Chris Mays
Arizona Attorney General Chris Mays told the Cochise County Recorder (a friend and ally of the losing state’s candidate’s secretary and election denier Mark Finkem) that he knew almost everything about the county’s election campaign. is suing Cochise County for giving power to
Mays warned officials last month that the operation carried out by two Cochise County Republicans, a three-member Cochise County Board of Supervisors, was likely illegal.
Now the newly-elected Democratic Attorney General is asking a judge to void an agreement that would consolidate most electoral powers under Republican Cochise County Rector David Stevens.
In a statement, Mays described the agreement as an “unconditional surrender.”
“The broad provisions of the agreement, without regard to specific statutory powers, devolve almost entirely from the Board to the Registrar of election powers,” Mays said in the complaint. and does not have a clear restrictive principle on its exercise.”
In the past, Cochise County’s electoral administration was split in two.
Stevens acted as county record keeper by registering voters, mailing ballots, and verifying signatures on returned ballots. A separate elections officer, hired by the county board, was responsible for running election day and counting votes.
Cochise County’s last election administrator, Lisa Mara, recently resigned over Republicans’ illegal attempts to raise their hands on the county’s board of directors in the 2022 midterm elections.
On February 28, in exchange for hiring new directors, the board surrendered its own voting rights to Stevens.
“I think we are acting in an inappropriate and unwise way,” they said, against the objections of Anne English, the sole Democratic overseer of the Attorney General’s Office and Board.
Republican Overseers Tom Crosby and Peggy Judd, who voted to hand over power to Stevens, were not immediately reachable for comment on Tuesday.
Stevens works with the Election Integrity nonprofit, founded by former state legislator Finkem, a Republican election naysayer who lost to Democrat Adrian Fontes in the 2022 election for Secretary of State. Stevens has also advocated for his count of illegal full his hands on the 2022 ballot.
The Attorney General’s Complaint filed in Cochise County Superior Court alleges that “By agreement, the Registrar illegally expanded his powers and the Board illegally and almost entirely waived its statutory duties relating to elections.” ing.

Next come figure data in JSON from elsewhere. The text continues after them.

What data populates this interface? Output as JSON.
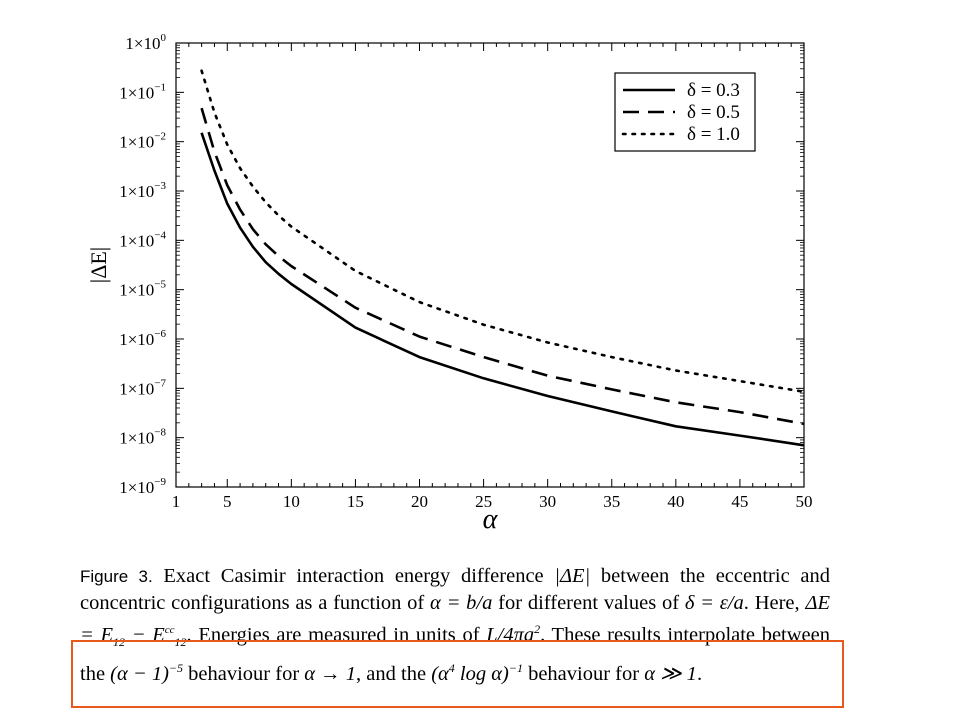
{
  "chart_data": {
    "type": "line",
    "xlabel": "α",
    "ylabel": "|ΔE|",
    "xlim": [
      1,
      50
    ],
    "ylim": [
      1e-09,
      1
    ],
    "yscale": "log",
    "xticks": [
      1,
      5,
      10,
      15,
      20,
      25,
      30,
      35,
      40,
      45,
      50
    ],
    "xtick_labels": [
      "1",
      "5",
      "10",
      "15",
      "20",
      "25",
      "30",
      "35",
      "40",
      "45",
      "50"
    ],
    "ytick_exponents": [
      0,
      -1,
      -2,
      -3,
      -4,
      -5,
      -6,
      -7,
      -8,
      -9
    ],
    "ytick_labels": [
      "1×10",
      "1×10",
      "1×10",
      "1×10",
      "1×10",
      "1×10",
      "1×10",
      "1×10",
      "1×10",
      "1×10"
    ],
    "ytick_sups": [
      "0",
      "−1",
      "−2",
      "−3",
      "−4",
      "−5",
      "−6",
      "−7",
      "−8",
      "−9"
    ],
    "grid": false,
    "legend_position": "top-right",
    "series": [
      {
        "name": "δ = 0.3",
        "style": "solid",
        "x": [
          3,
          4,
          5,
          6,
          7,
          8,
          9,
          10,
          15,
          20,
          25,
          30,
          35,
          40,
          45,
          50
        ],
        "y": [
          0.0151,
          0.0026,
          0.00055,
          0.00018,
          7.4e-05,
          3.6e-05,
          2.1e-05,
          1.3e-05,
          1.7e-06,
          4.3e-07,
          1.6e-07,
          7e-08,
          3.4e-08,
          1.7e-08,
          1.1e-08,
          7e-09
        ]
      },
      {
        "name": "δ = 0.5",
        "style": "dashed",
        "x": [
          3,
          4,
          5,
          6,
          7,
          8,
          9,
          10,
          15,
          20,
          25,
          30,
          35,
          40,
          45,
          50
        ],
        "y": [
          0.0479,
          0.0063,
          0.0013,
          0.00042,
          0.000168,
          8.3e-05,
          4.8e-05,
          3e-05,
          4.3e-06,
          1.12e-06,
          4.3e-07,
          1.8e-07,
          9.5e-08,
          5.2e-08,
          3.3e-08,
          1.9e-08
        ]
      },
      {
        "name": "δ = 1.0",
        "style": "dotted",
        "x": [
          3,
          4,
          5,
          6,
          7,
          8,
          9,
          10,
          15,
          20,
          25,
          30,
          35,
          40,
          45,
          50
        ],
        "y": [
          0.275,
          0.039,
          0.0087,
          0.0029,
          0.00123,
          0.00059,
          0.00032,
          0.00019,
          2.4e-05,
          5.6e-06,
          1.95e-06,
          8.5e-07,
          4.3e-07,
          2.3e-07,
          1.4e-07,
          8.5e-08
        ]
      }
    ]
  },
  "caption": {
    "label": "Figure 3.",
    "text_1": " Exact Casimir interaction energy difference ",
    "text_2": " between the eccentric and concentric configurations as a function of ",
    "text_3": " for different values of ",
    "text_4": ". Here, ",
    "text_5": ". Energies are measured in units of ",
    "text_6": ". These results interpolate between the ",
    "text_7": " behaviour for ",
    "text_8": ", and the ",
    "text_9": " behaviour for ",
    "text_10": ".",
    "m_deltaE": "|ΔE|",
    "m_alpha_def": "α = b/a",
    "m_delta_def": "δ = ε/a",
    "m_deltaE_def_1": "ΔE = E",
    "m_deltaE_def_sub1": "12",
    "m_deltaE_def_2": " − E",
    "m_deltaE_def_sup": "cc",
    "m_deltaE_def_sub2": "12",
    "m_units_1": "L/4πa",
    "m_units_sup": "2",
    "m_behav1_1": "(α − 1)",
    "m_behav1_sup": "−5",
    "m_limit1": "α → 1",
    "m_behav2_1": "(α",
    "m_behav2_sup1": "4",
    "m_behav2_2": " log α)",
    "m_behav2_sup2": "−1",
    "m_limit2": "α ≫ 1"
  },
  "colors": {
    "highlight": "#e85a1b",
    "ink": "#000000"
  }
}
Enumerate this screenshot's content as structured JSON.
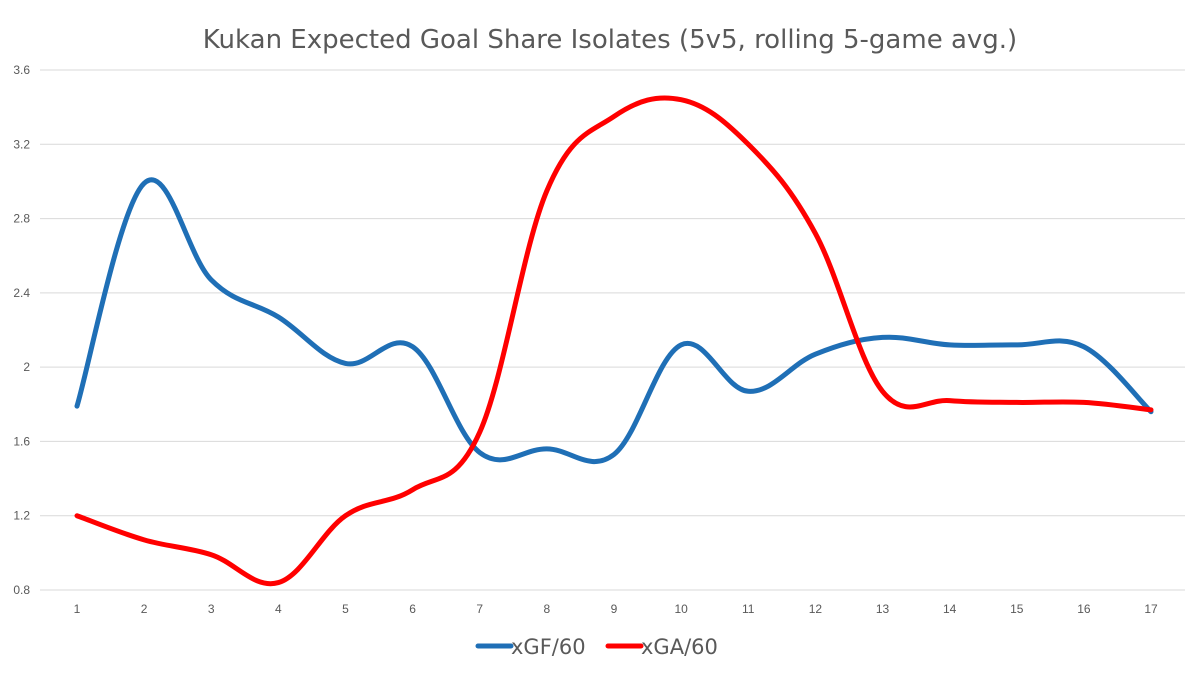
{
  "chart_data": {
    "type": "line",
    "title": "Kukan Expected Goal Share Isolates (5v5, rolling 5-game avg.)",
    "xlabel": "",
    "ylabel": "",
    "x": [
      1,
      2,
      3,
      4,
      5,
      6,
      7,
      8,
      9,
      10,
      11,
      12,
      13,
      14,
      15,
      16,
      17
    ],
    "ylim": [
      0.8,
      3.6
    ],
    "yticks": [
      "0.8",
      "1.2",
      "1.6",
      "2",
      "2.4",
      "2.8",
      "3.2",
      "3.6"
    ],
    "grid": true,
    "legend_position": "bottom",
    "smooth": true,
    "series": [
      {
        "name": "xGF/60",
        "color": "#1f6fb6",
        "values": [
          1.79,
          2.99,
          2.47,
          2.27,
          2.02,
          2.11,
          1.54,
          1.56,
          1.53,
          2.12,
          1.87,
          2.07,
          2.16,
          2.12,
          2.12,
          2.11,
          1.76
        ]
      },
      {
        "name": "xGA/60",
        "color": "#ff0000",
        "values": [
          1.2,
          1.07,
          0.99,
          0.84,
          1.2,
          1.34,
          1.65,
          2.95,
          3.35,
          3.44,
          3.2,
          2.72,
          1.87,
          1.82,
          1.81,
          1.81,
          1.77
        ]
      }
    ]
  }
}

Mays further expressed concern about the public’s right to know “when and how the government makes important decisions that affect voting rights.” If so, he claimed that he did not mention how he would handle deliberations on election procedures that would take place in public meetings.
“We are deeply concerned that this move will obscure or potentially obscure the actions and deliberations that the board normally conducts publicly under the Open Meetings Act,” Mays said in a statement. rice field.
But not everyone agrees with Mayes. Historically, other counties have delegated special authority over the administration of elections to county registrars. Arizona’s new secretary of state, Fontes, told Votebeat that counties “shouldn’t be prevented from doing what they think is right.”